Continuously improving on product integration is setting Zillow apart. Rental Inforum has assisted property managers in better understanding consumer behavior, 3D imaging is helpful for interested parties who are travel or time-constrained, and efficient agent allocation also makes for a more comprehensive, and prompt, buying/renting experience.
Lastly, continuous partnership building with brokers and app enhancements could provide valuable synergies, and drive traffic to Zillow’s platform.

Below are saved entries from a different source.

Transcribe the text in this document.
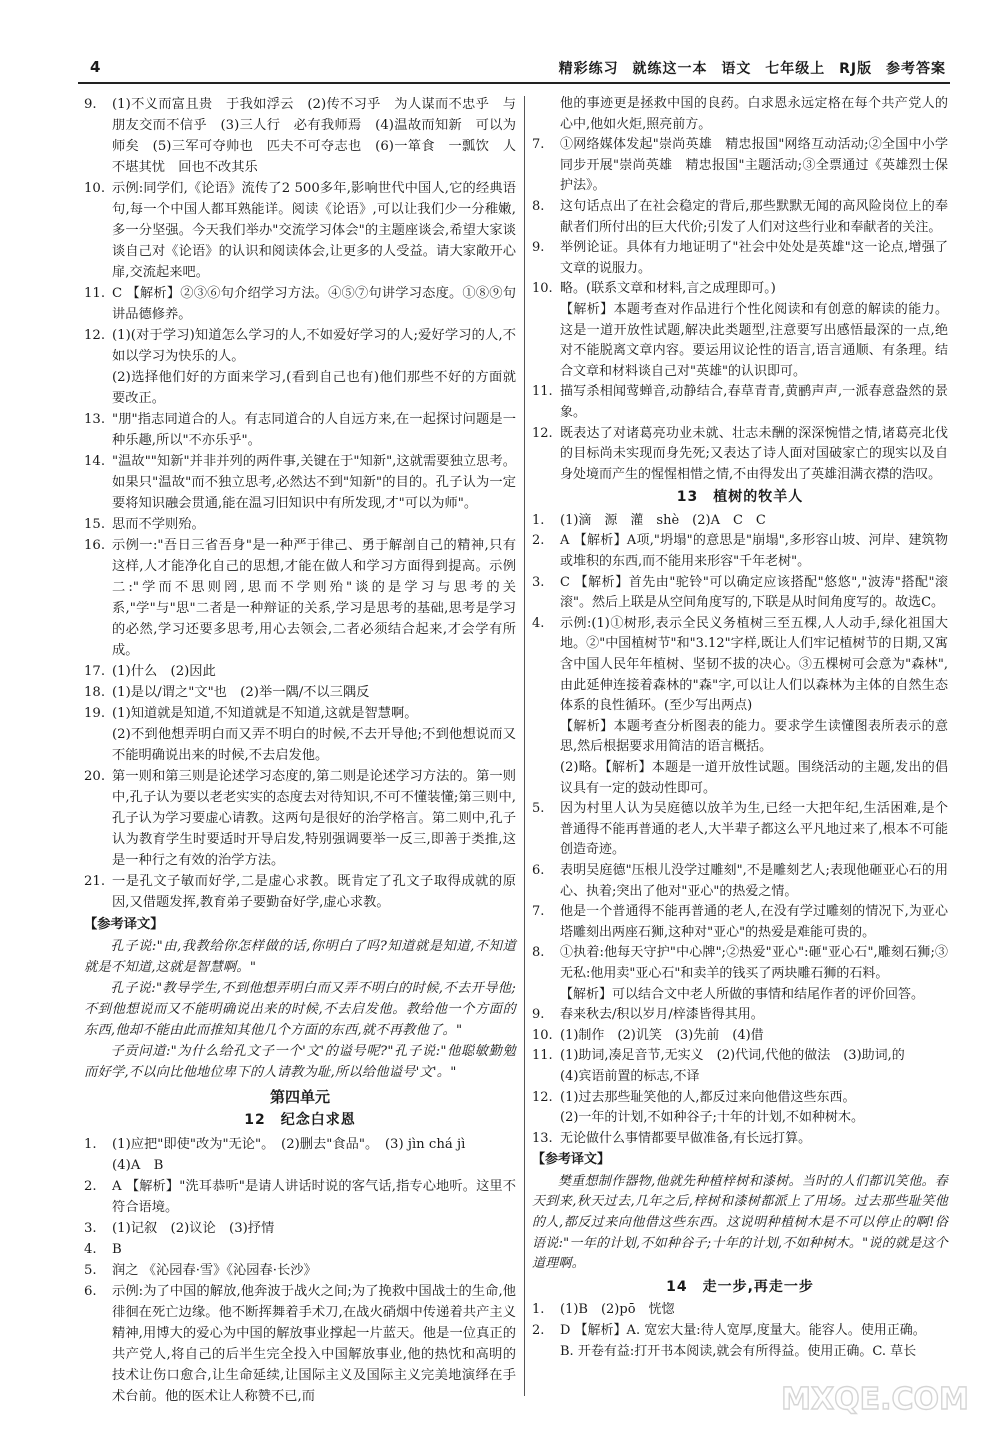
4	精彩练习 就练这一本 语文 七年级上 RJ版 参考答案
9. (1)不义而富且贵　于我如浮云　(2)传不习乎　为人谋而不忠乎　与朋友交而不信乎　(3)三人行　必有我师焉　(4)温故而知新　可以为师矣　(5)三军可夺帅也　匹夫不可夺志也　(6)一箪食　一瓢饮　人不堪其忧　回也不改其乐
10. 示例:同学们,《论语》流传了2 500多年,影响世代中国人,它的经典语句,每一个中国人都耳熟能详。阅读《论语》,可以让我们少一分稚嫩,多一分坚强。今天我们举办"交流学习体会"的主题座谈会,希望大家谈谈自己对《论语》的认识和阅读体会,让更多的人受益。请大家敞开心扉,交流起来吧。
11. C 【解析】②③⑥句介绍学习方法。④⑤⑦句讲学习态度。①⑧⑨句讲品德修养。
12. (1)(对于学习)知道怎么学习的人,不如爱好学习的人;爱好学习的人,不如以学习为快乐的人。

(2)选择他们好的方面来学习,(看到自己也有)他们那些不好的方面就要改正。

13. "朋"指志同道合的人。有志同道合的人自远方来,在一起探讨问题是一种乐趣,所以"不亦乐乎"。
14. "温故""知新"并非并列的两件事,关键在于"知新",这就需要独立思考。如果只"温故"而不独立思考,必然达不到"知新"的目的。孔子认为一定要将知识融会贯通,能在温习旧知识中有所发现,才"可以为师"。
15. 思而不学则殆。
16. 示例一:"吾日三省吾身"是一种严于律己、勇于解剖自己的精神,只有这样,人才能净化自己的思想,才能在做人和学习方面得到提高。示例二:"学而不思则罔,思而不学则殆"谈的是学习与思考的关系,"学"与"思"二者是一种辩证的关系,学习是思考的基础,思考是学习的必然,学习还要多思考,用心去领会,二者必须结合起来,才会学有所成。
17. (1)什么　(2)因此
18. (1)是以/谓之"文"也　(2)举一隅/不以三隅反
19. (1)知道就是知道,不知道就是不知道,这就是智慧啊。

(2)不到他想弄明白而又弄不明白的时候,不去开导他;不到他想说而又不能明确说出来的时候,不去启发他。

20. 第一则和第三则是论述学习态度的,第二则是论述学习方法的。第一则中,孔子认为要以老老实实的态度去对待知识,不可不懂装懂;第三则中,孔子认为学习要虚心请教。这两句是很好的治学格言。第二则中,孔子认为教育学生时要适时开导启发,特别强调要举一反三,即善于类推,这是一种行之有效的治学方法。
21. 一是孔文子敏而好学,二是虚心求教。既肯定了孔文子取得成就的原因,又借题发挥,教育弟子要勤奋好学,虚心求教。
【参考译文】

孔子说:"由,我教给你怎样做的话,你明白了吗?知道就是知道,不知道就是不知道,这就是智慧啊。"

孔子说:"教导学生,不到他想弄明白而又弄不明白的时候,不去开导他;不到他想说而又不能明确说出来的时候,不去启发他。教给他一个方面的东西,他却不能由此而推知其他几个方面的东西,就不再教他了。"

子贡问道:"为什么给孔文子一个'文'的谥号呢?"孔子说:"他聪敏勤勉而好学,不以向比他地位卑下的人请教为耻,所以给他谥号'文'。"

第四单元
12　纪念白求恩
1. (1)应把"即使"改为"无论"。　(2)删去"食品"。　(3) jìn chá jì

(4)A　B

2. A 【解析】"洗耳恭听"是请人讲话时说的客气话,指专心地听。这里不符合语境。
3. (1)记叙　(2)议论　(3)抒情
4. B
5. 润之 《沁园春·雪》《沁园春·长沙》
6. 示例:为了中国的解放,他奔波于战火之间;为了挽救中国战士的生命,他徘徊在死亡边缘。他不断挥舞着手术刀,在战火硝烟中传递着共产主义精神,用博大的爱心为中国的解放事业撑起一片蓝天。他是一位真正的共产党人,将自己的后半生完全投入中国解放事业,他的热忱和高明的技术让伤口愈合,让生命延续,让国际主义及国际主义完美地演绎在手术台前。他的医术让人称赞不已,而

他的事迹更是拯救中国的良药。白求恩永远定格在每个共产党人的心中,他如火炬,照亮前方。

7. ①网络媒体发起"崇尚英雄　精忠报国"网络互动活动;②全国中小学同步开展"崇尚英雄　精忠报国"主题活动;③全票通过《英雄烈士保护法》。
8. 这句话点出了在社会稳定的背后,那些默默无闻的高风险岗位上的奉献者们所付出的巨大代价;引发了人们对这些行业和奉献者的关注。
9. 举例论证。具体有力地证明了"社会中处处是英雄"这一论点,增强了文章的说服力。
10. 略。(联系文章和材料,言之成理即可。)

【解析】本题考查对作品进行个性化阅读和有创意的解读的能力。这是一道开放性试题,解决此类题型,注意要写出感悟最深的一点,绝对不能脱离文章内容。要运用议论性的语言,语言通顺、有条理。结合文章和材料谈自己对"英雄"的认识即可。

11. 描写杀相闻莺蝉音,动静结合,春草青青,黄鹂声声,一派春意盎然的景象。
12. 既表达了对诸葛亮功业未就、壮志未酬的深深惋惜之情,诸葛亮北伐的目标尚未实现而身先死;又表达了诗人面对国破家亡的现实以及自身处境而产生的惺惺相惜之情,不由得发出了英雄泪满衣襟的浩叹。
13　植树的牧羊人
1. (1)滴　源　灌　shè　(2)A　C　C
2. A 【解析】A项,"坍塌"的意思是"崩塌",多形容山坡、河岸、建筑物或堆积的东西,而不能用来形容"千年老树"。
3. C 【解析】首先由"驼铃"可以确定应该搭配"悠悠","波涛"搭配"滚滚"。然后上联是从空间角度写的,下联是从时间角度写的。故选C。
4. 示例:(1)①树形,表示全民义务植树三至五棵,人人动手,绿化祖国大地。②"中国植树节"和"3.12"字样,既让人们牢记植树节的日期,又寓含中国人民年年植树、坚韧不拔的决心。③五棵树可会意为"森林",由此延伸连接着森林的"森"字,可以让人们以森林为主体的自然生态体系的良性循环。(至少写出两点)

【解析】本题考查分析图表的能力。要求学生读懂图表所表示的意思,然后根据要求用简洁的语言概括。

(2)略。【解析】本题是一道开放性试题。围绕活动的主题,发出的倡议具有一定的鼓动性即可。

5. 因为村里人认为吴庭德以放羊为生,已经一大把年纪,生活困难,是个普通得不能再普通的老人,大半辈子都这么平凡地过来了,根本不可能创造奇迹。
6. 表明吴庭德"压根儿没学过雕刻",不是雕刻艺人;表现他砸亚心石的用心、执着;突出了他对"亚心"的热爱之情。
7. 他是一个普通得不能再普通的老人,在没有学过雕刻的情况下,为亚心塔雕刻出两座石狮,这种对"亚心"的热爱是难能可贵的。
8. ①执着:他每天守护"中心牌";②热爱"亚心":砸"亚心石",雕刻石狮;③无私:他用卖"亚心石"和卖羊的钱买了两块雕石狮的石料。

【解析】可以结合文中老人所做的事情和结尾作者的评价回答。

9. 春来秋去/积以岁月/梓漆皆得其用。
10. (1)制作　(2)讥笑　(3)先前　(4)借
11. (1)助词,凑足音节,无实义　(2)代词,代他的做法　(3)助词,的

(4)宾语前置的标志,不译

12. (1)过去那些耻笑他的人,都反过来向他借这些东西。

(2)一年的计划,不如种谷子;十年的计划,不如种树木。

13. 无论做什么事情都要早做准备,有长远打算。
【参考译文】

樊重想制作器物,他就先种植梓树和漆树。当时的人们都讥笑他。春天到来,秋天过去,几年之后,梓树和漆树都派上了用场。过去那些耻笑他的人,都反过来向他借这些东西。这说明种植树木是不可以停止的啊!俗语说:"一年的计划,不如种谷子;十年的计划,不如种树木。"说的就是这个道理啊。

14　走一步,再走一步
1. (1)B　(2)pō　恍惚
2. D 【解析】A. 宽宏大量:待人宽厚,度量大。能容人。使用正确。

B. 开卷有益:打开书本阅读,就会有所得益。使用正确。C. 草长

MXQE.COM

Balance sheet improvements are evident. Zillow had a negative interest coverage ratio in 2020, and now earns almost two times its interest due. Considering the company’s interest coverage ratio has improved, its likely that its 6.2% borrowing rate will be trimmed, which could mean that excess residuals could be available to investors.
Zillow has sound margins. It has a gross margin of 49.9%, an operating margin of 8%, and a net profit margin of 3.7%. Zillow is primed for expansion considering its margins, it could re-invest capital with ease considering its cash and equivalents of $4.6 billion.
Wall Street’s Take
Wall Street thinks the stock is a Moderate Buy, with 12 Buy ratings, two Hold ratings, and two Sell ratings assigned in the past three months. The average ZG price target of $151.93 suggests 61.5% upside potential.
Zillow could be a real opportunity. Secular industry growth and GDP growth should assist with furthering its top-line performance, while expansion and cost of debt trimming are possible if you consider the firm’s profitability income margins.
Disclosure: At the time of publication, Steve Gray Booyens had a long position in ZG.